2011年05月26日更新 ドイツで病原性大腸菌による溶血性尿毒症症候群(HUS)が流行しています。

病原性大腸菌による食中毒は主に、汚染された食物を食べることによって感染する病気です。いまドイツで流行しているものは、志賀毒素という強力な毒素を産生する危険な大腸菌で、血便を伴う下痢を起こします。重症になると腎不全、貧血、痙攣や意識障害が起こり、さらに死亡する可能性があります(溶血性尿毒症症候群(HUS)と呼ばれます)。

フランス公衆衛生院等からの情報によるとドイツで血便を伴う下痢症やHUSの患者が増加しています。5月の第2週以降140人がHUSを発症し、3人が死亡しました。発症が多いのはドイツ北部ですが、南部や東部などでも患者が出ています。
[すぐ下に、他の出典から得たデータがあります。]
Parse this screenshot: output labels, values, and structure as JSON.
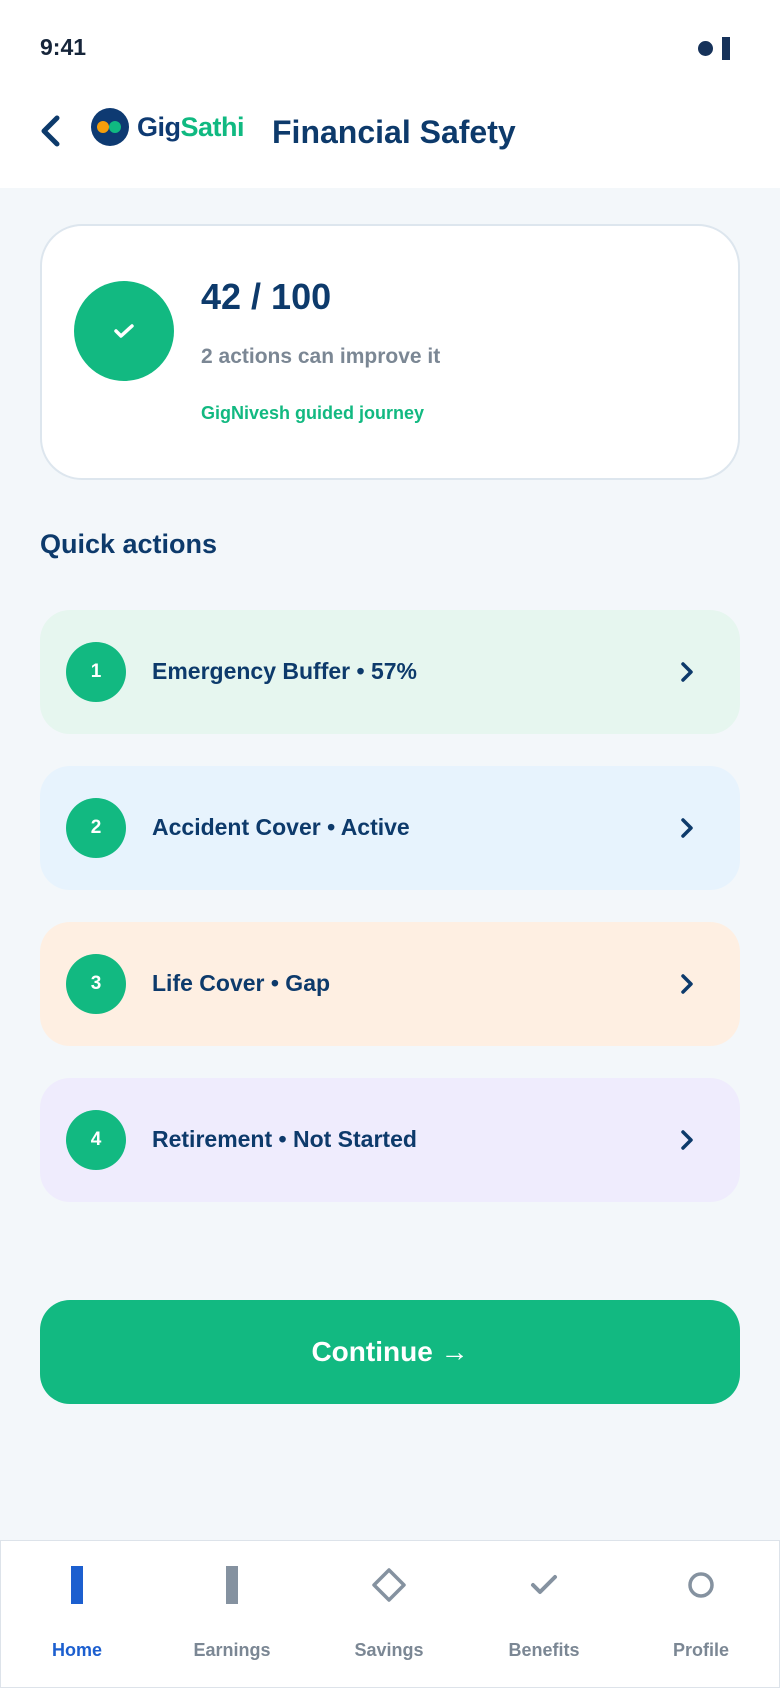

本年5月に北ドイツに旅行した旅行者17人がこの病原性大腸菌が原因とみられる食中毒にかかり、そのうち9人がHUSを発症しました。ドイツ国内の患者の多くが成人女性であることがわかっていますが、男性や小児も発症することがあります。

原因は汚染された食品であると推定されていますが、どの食品が汚染されているのかはまだわかっていません。ドイツで滞在している方またはドイツから帰国された方で下痢(特に血便を伴う下痢)を起こした方は、ただちに医療機関にかかってください。